The Hague-based Organisation for Prohibition of Chemical Weapons (OPCW) is sending inspectors to the southern port city Karachi on April 29 to inspect Pakistan's largest fertilizer plant, Fauji Jordan Fertilizer, a senior official told AFP.

"They are more than welcome to inspect the Fauji Jordan Fertilizer site," he said, asking not to be named. "Pakistan does not have any chemical weapons."

The foreign ministry said the inspection "was the first of its kind in Pakistan," but called it "a routine matter."

The inspection will be conducted under the 1993 global Chemical Weapons Convention (CWC) treaty, which commits its 151 signatory states including Pakistan to work towards the elimination of weapons of mass destruction.

The OPCW said that apart from military sites, industrial sites which produced certain CWC-listed chemicals -- referred to as "scheduled chemicals" -- for a range of commercial, medical, agricultural and other uses were among those subject to "routine" inspections by its experts.

"As a matter of routine and probability, the longer the convention is in operation, the higher the probability is that facilities that have been declared as producing 'scheduled' chemicals will be inspected," spokesman Peter Kaisar told AFP by phone from The Hague.

The OPCW had inspected more than 1,400 sites in 52 countries, he added.

He was unable to confirm next week's visit as the organisation does not comment on planned inspections.

The foreign ministry said the visit was "not a chemical weapons inspection as Pakistan was not a chemical weapons state.

Under the CWC "a defined category of industrial units in all member states are visited by officials of the OPCW," it said.

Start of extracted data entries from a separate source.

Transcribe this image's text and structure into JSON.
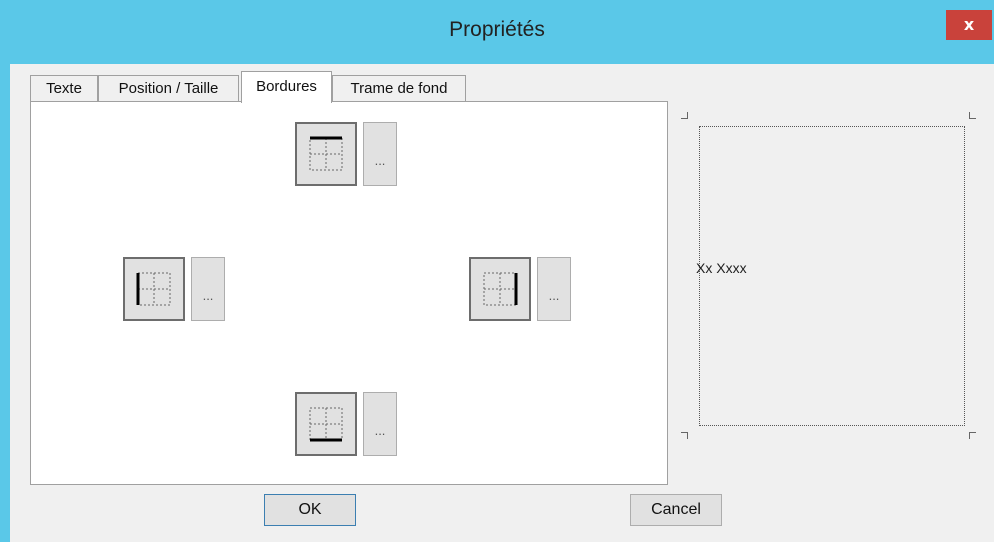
{
  "window": {
    "title": "Propriétés",
    "close_label": "x"
  },
  "tabs": [
    {
      "label": "Texte",
      "active": false
    },
    {
      "label": "Position / Taille",
      "active": false
    },
    {
      "label": "Bordures",
      "active": true
    },
    {
      "label": "Trame de fond",
      "active": false
    }
  ],
  "borders": {
    "top": {
      "icon": "border-top-icon",
      "more_label": "..."
    },
    "left": {
      "icon": "border-left-icon",
      "more_label": "..."
    },
    "right": {
      "icon": "border-right-icon",
      "more_label": "..."
    },
    "bottom": {
      "icon": "border-bottom-icon",
      "more_label": "..."
    }
  },
  "preview": {
    "text": "Xx Xxxx"
  },
  "buttons": {
    "ok": "OK",
    "cancel": "Cancel"
  },
  "colors": {
    "titlebar": "#5ac8e8",
    "close": "#c9423b",
    "ok_border": "#3c7fb1"
  }
}
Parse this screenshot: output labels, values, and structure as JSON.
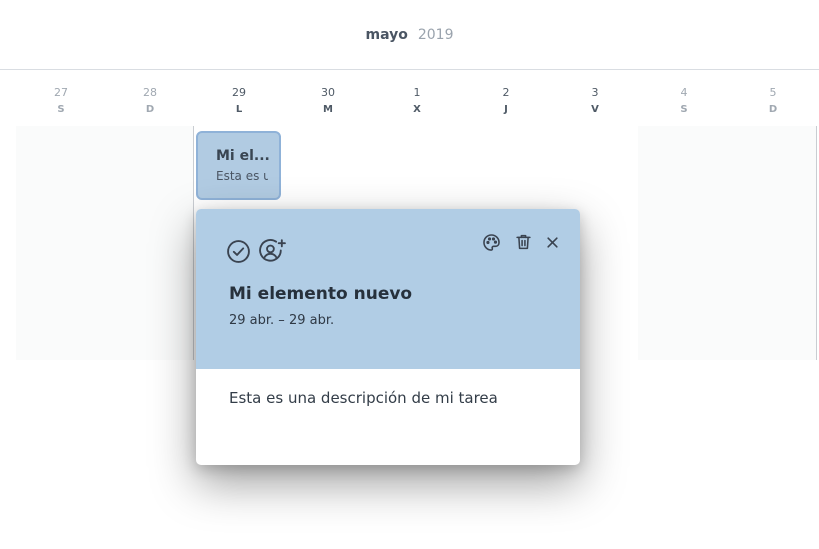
{
  "header": {
    "month": "mayo",
    "year": "2019"
  },
  "days": [
    {
      "num": "27",
      "letter": "S"
    },
    {
      "num": "28",
      "letter": "D"
    },
    {
      "num": "29",
      "letter": "L"
    },
    {
      "num": "30",
      "letter": "M"
    },
    {
      "num": "1",
      "letter": "X"
    },
    {
      "num": "2",
      "letter": "J"
    },
    {
      "num": "3",
      "letter": "V"
    },
    {
      "num": "4",
      "letter": "S"
    },
    {
      "num": "5",
      "letter": "D"
    }
  ],
  "event_chip": {
    "title": "Mi el...",
    "description": "Esta es u"
  },
  "popup": {
    "title": "Mi elemento nuevo",
    "dates": "29 abr. – 29 abr.",
    "description": "Esta es una descripción de mi tarea",
    "icons": {
      "complete": "check-circle-icon",
      "assign": "user-add-icon",
      "color": "palette-icon",
      "delete": "trash-icon",
      "close": "close-icon"
    }
  },
  "colors": {
    "event_bg": "#b1cbe2",
    "event_border": "#8fb2d8",
    "popup_header_bg": "#b1cde5",
    "weekend_bg": "#fafbfb"
  }
}
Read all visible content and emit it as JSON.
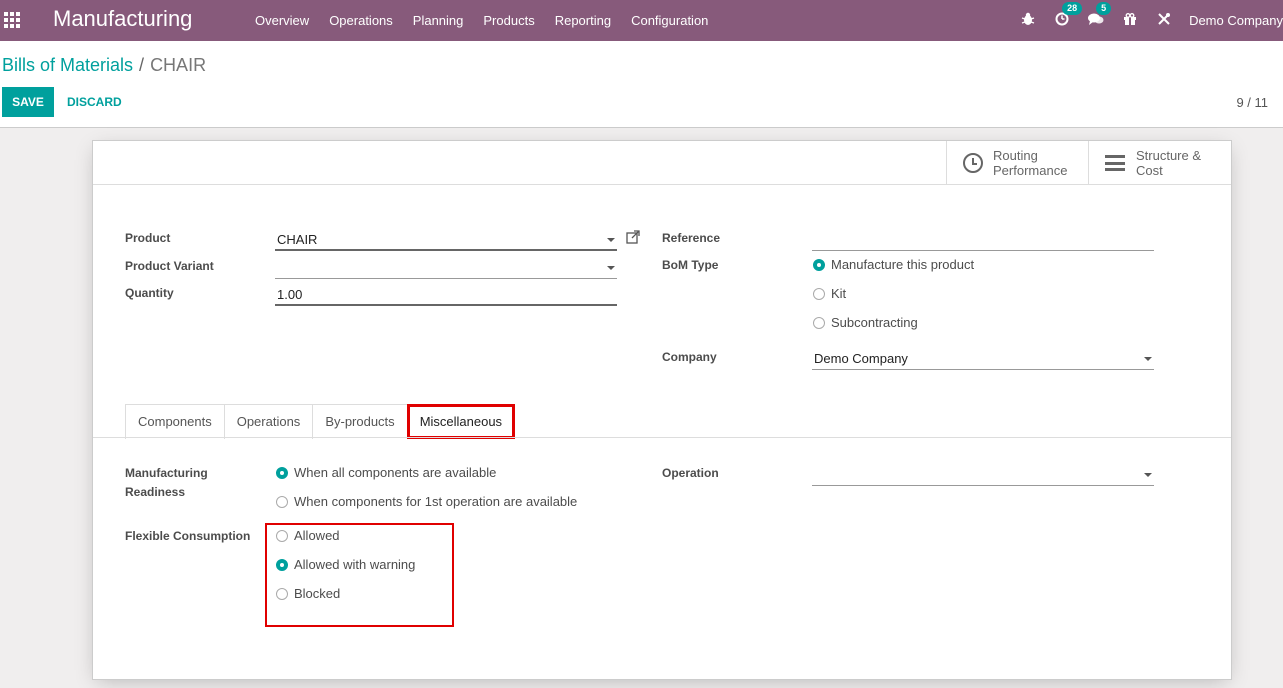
{
  "navbar": {
    "app_title": "Manufacturing",
    "menu": [
      "Overview",
      "Operations",
      "Planning",
      "Products",
      "Reporting",
      "Configuration"
    ],
    "activity_badge": "28",
    "messages_badge": "5",
    "company": "Demo Company",
    "icons": [
      "apps-icon",
      "bug-icon",
      "activity-icon",
      "chat-icon",
      "gift-icon",
      "tools-icon"
    ]
  },
  "breadcrumb": {
    "parent": "Bills of Materials",
    "separator": "/",
    "current": "CHAIR"
  },
  "actions": {
    "save": "SAVE",
    "discard": "DISCARD"
  },
  "pager": "9 / 11",
  "stat_buttons": {
    "routing_line1": "Routing",
    "routing_line2": "Performance",
    "structure_line1": "Structure &",
    "structure_line2": "Cost"
  },
  "form": {
    "product_label": "Product",
    "product_value": "CHAIR",
    "variant_label": "Product Variant",
    "variant_value": "",
    "quantity_label": "Quantity",
    "quantity_value": "1.00",
    "reference_label": "Reference",
    "reference_value": "",
    "bom_type_label": "BoM Type",
    "bom_type_options": [
      "Manufacture this product",
      "Kit",
      "Subcontracting"
    ],
    "bom_type_selected": "Manufacture this product",
    "company_label": "Company",
    "company_value": "Demo Company"
  },
  "tabs": [
    "Components",
    "Operations",
    "By-products",
    "Miscellaneous"
  ],
  "active_tab": "Miscellaneous",
  "misc": {
    "readiness_label_line1": "Manufacturing",
    "readiness_label_line2": "Readiness",
    "readiness_options": [
      "When all components are available",
      "When components for 1st operation are available"
    ],
    "readiness_selected": "When all components are available",
    "operation_label": "Operation",
    "operation_value": "",
    "consumption_label": "Flexible Consumption",
    "consumption_options": [
      "Allowed",
      "Allowed with warning",
      "Blocked"
    ],
    "consumption_selected": "Allowed with warning"
  },
  "colors": {
    "navbar": "#875a7b",
    "accent": "#00a09d",
    "highlight": "#e00000"
  }
}
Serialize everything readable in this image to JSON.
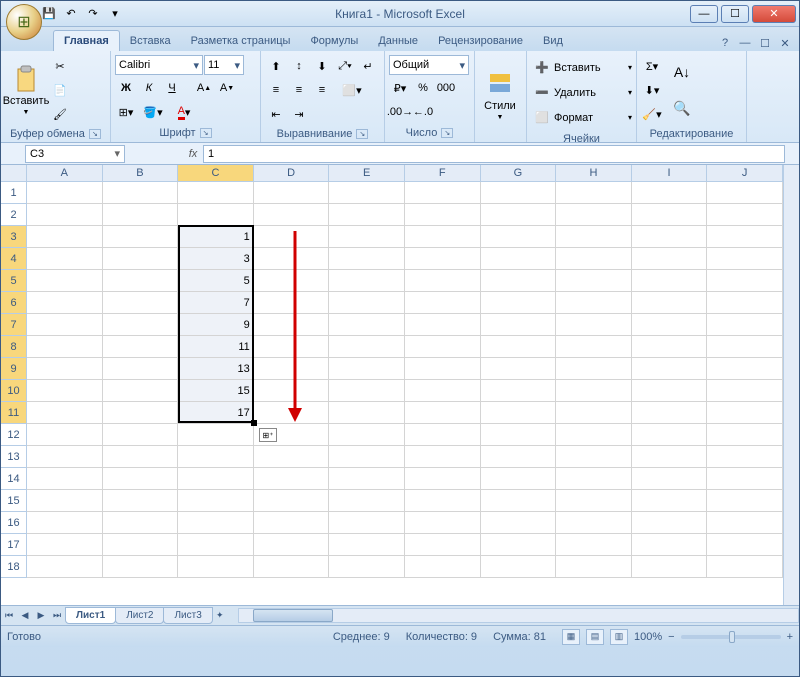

The foreign ministry claimed the CWC had helped reveal a chemical weapons program in Pakistan's arch-rival India.

The team of inspectors arriving next week will include a Pakistani.

According to its website, OPCW inspection teams can include chemical production technologists, chemical production logistics specialists, industrial and analytical chemists, chemical weapons munitions specialists, paramedics and medical specialists.

Shares on the Karachi Stock Exchange fell 3.5 percent on fears sparked by news of the inspection, analysts said.

The benchmark KSE-100 index lost 105.17 points to close at 2862.32.

"The news of the proposed visit made investors jittery as they foresaw Iraq-like treatment with Pakistan," InvestCap Securities cheif analyst Mohammad Sohail told AFP.